Wright: Before I quit being an attorney, my [first] wife and I got a divorce, which probably added to the whole drama. I decided to have my mid-life crises all at the same time. She was from Arizona, wanted to move [there] with our kids and not live in Nebraska, where nothing was there for her. I moved to Arizona and got a job at an airport. I was in my mid-30s, and I had learned it’s who you know, and connections are always important. I was good at it, and got promoted in pretty short order. Within 12 months I went from being a line tech to general manager.
How did that happen so fast?
It helped that I had an educational background and I could read financial statements. Normally it takes years to figure it out, and how to do a budget, how to manage people – but I had been there and done that in my previous career as an attorney, so I had all of those skills. All I really had to do was learn the aviation side of stuff, which kind of came naturally because I loved it. It was my passion.
You eventually started working for a company that took you to an airport in Anchorage, Alaska. What was it like up there?

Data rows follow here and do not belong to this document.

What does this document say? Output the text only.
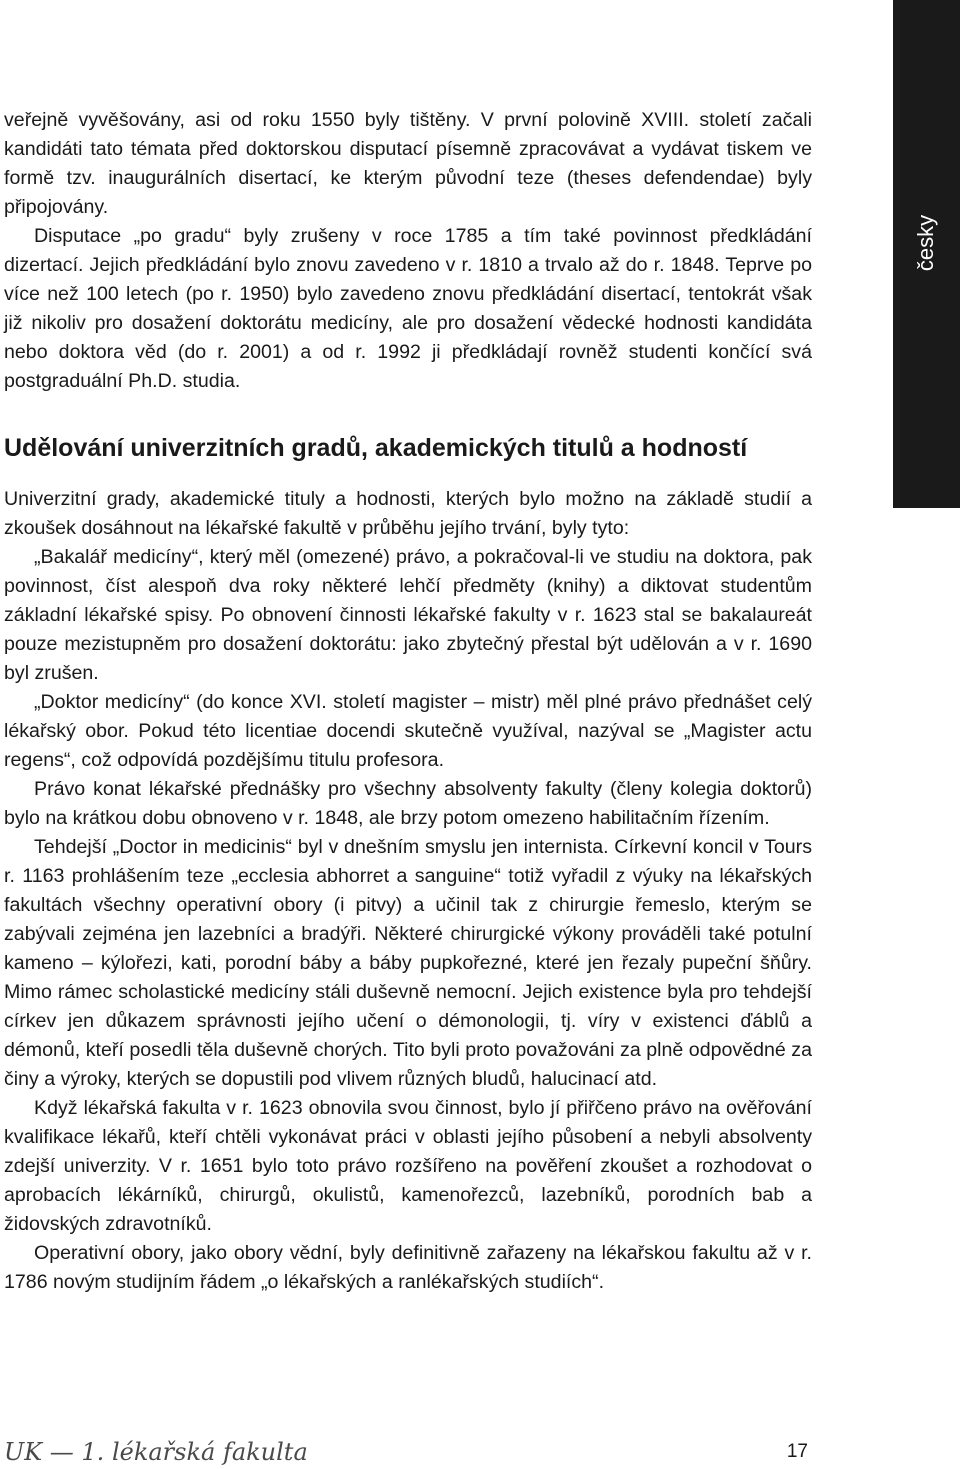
česky

veřejně vyvěšovány, asi od roku 1550 byly tištěny. V první polovině XVIII. století začali kandidáti tato témata před doktorskou disputací písemně zpracovávat a vydávat tiskem ve formě tzv. inaugurálních disertací, ke kterým původní teze (theses defendendae) byly připojovány.

Disputace „po gradu“ byly zrušeny v roce 1785 a tím také povinnost předkládání dizertací. Jejich předkládání bylo znovu zavedeno v r. 1810 a trvalo až do r. 1848. Teprve po více než 100 letech (po r. 1950) bylo zavedeno znovu předkládání disertací, tentokrát však již nikoliv pro dosažení doktorátu medicíny, ale pro dosažení vědecké hodnosti kandidáta nebo doktora věd (do r. 2001) a od r. 1992 ji předkládají rovněž studenti končící svá postgraduální Ph.D. studia.

Udělování univerzitních gradů, akademických titulů a hodností

Univerzitní grady, akademické tituly a hodnosti, kterých bylo možno na základě studií a zkoušek dosáhnout na lékařské fakultě v průběhu jejího trvání, byly tyto:

„Bakalář medicíny“, který měl (omezené) právo, a pokračoval-li ve studiu na doktora, pak povinnost, číst alespoň dva roky některé lehčí předměty (knihy) a diktovat studentům základní lékařské spisy. Po obnovení činnosti lékařské fakulty v r. 1623 stal se bakalaureát pouze mezistupněm pro dosažení doktorátu: jako zbytečný přestal být udělován a v r. 1690 byl zrušen.

„Doktor medicíny“ (do konce XVI. století magister – mistr) měl plné právo přednášet celý lékařský obor. Pokud této licentiae docendi skutečně využíval, nazýval se „Magister actu regens“, což odpovídá pozdějšímu titulu profesora.

Právo konat lékařské přednášky pro všechny absolventy fakulty (členy kolegia doktorů) bylo na krátkou dobu obnoveno v r. 1848, ale brzy potom omezeno habilitačním řízením.

Tehdejší „Doctor in medicinis“ byl v dnešním smyslu jen internista. Církevní koncil v Tours r. 1163 prohlášením teze „ecclesia abhorret a sanguine“ totiž vyřadil z výuky na lékařských fakultách všechny operativní obory (i pitvy) a učinil tak z chirurgie řemeslo, kterým se zabývali zejména jen lazebníci a bradýři. Některé chirurgické výkony prováděli také potulní kameno – kýlořezi, kati, porodní báby a báby pupkořezné, které jen řezaly pupeční šňůry. Mimo rámec scholastické medicíny stáli duševně nemocní. Jejich existence byla pro tehdejší církev jen důkazem správnosti jejího učení o démonologii, tj. víry v existenci ďáblů a démonů, kteří posedli těla duševně chorých. Tito byli proto považováni za plně odpovědné za činy a výroky, kterých se dopustili pod vlivem různých bludů, halucinací atd.

Když lékařská fakulta v r. 1623 obnovila svou činnost, bylo jí přiřčeno právo na ověřování kvalifikace lékařů, kteří chtěli vykonávat práci v oblasti jejího působení a nebyli absolventy zdejší univerzity. V r. 1651 bylo toto právo rozšířeno na pověření zkoušet a rozhodovat o aprobacích lékárníků, chirurgů, okulistů, kamenořezců, lazebníků, porodních bab a židovských zdravotníků.

Operativní obory, jako obory vědní, byly definitivně zařazeny na lékařskou fakultu až v r. 1786 novým studijním řádem „o lékařských a ranlékařských studiích“.

UK — 1. lékařská fakulta	17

I fell in love with the natural beauty of the place. And Anchorage, in the aviation world, is like the Garden of Eden, because it has everything. They don’t have roads that go places in Alaska – they have airplanes.
Where are your favorite places to fly to locally?
There’s so many great places to fly down here. My absolute favorite place is Shelter Cove. It’s in Morro Bay, a super cool airport [west of the] PCH, so there’s not that many people there. There’s a restaurant on the water, it’s a really cool spot.
How would you say the private aviation industry is doing right now?
Business aviation is robust, in part because of the pandemic, and in part because, pre-pandemic, the economy was doing so well. What happened was the economy was flying high and then the pandemic hit and nobody was traveling, and everybody that was still traveling didn’t want to fly on an airline. If they had the money to pay for first class, now they’d pay a little more money to charter a plane [for] just them and their family or business associates.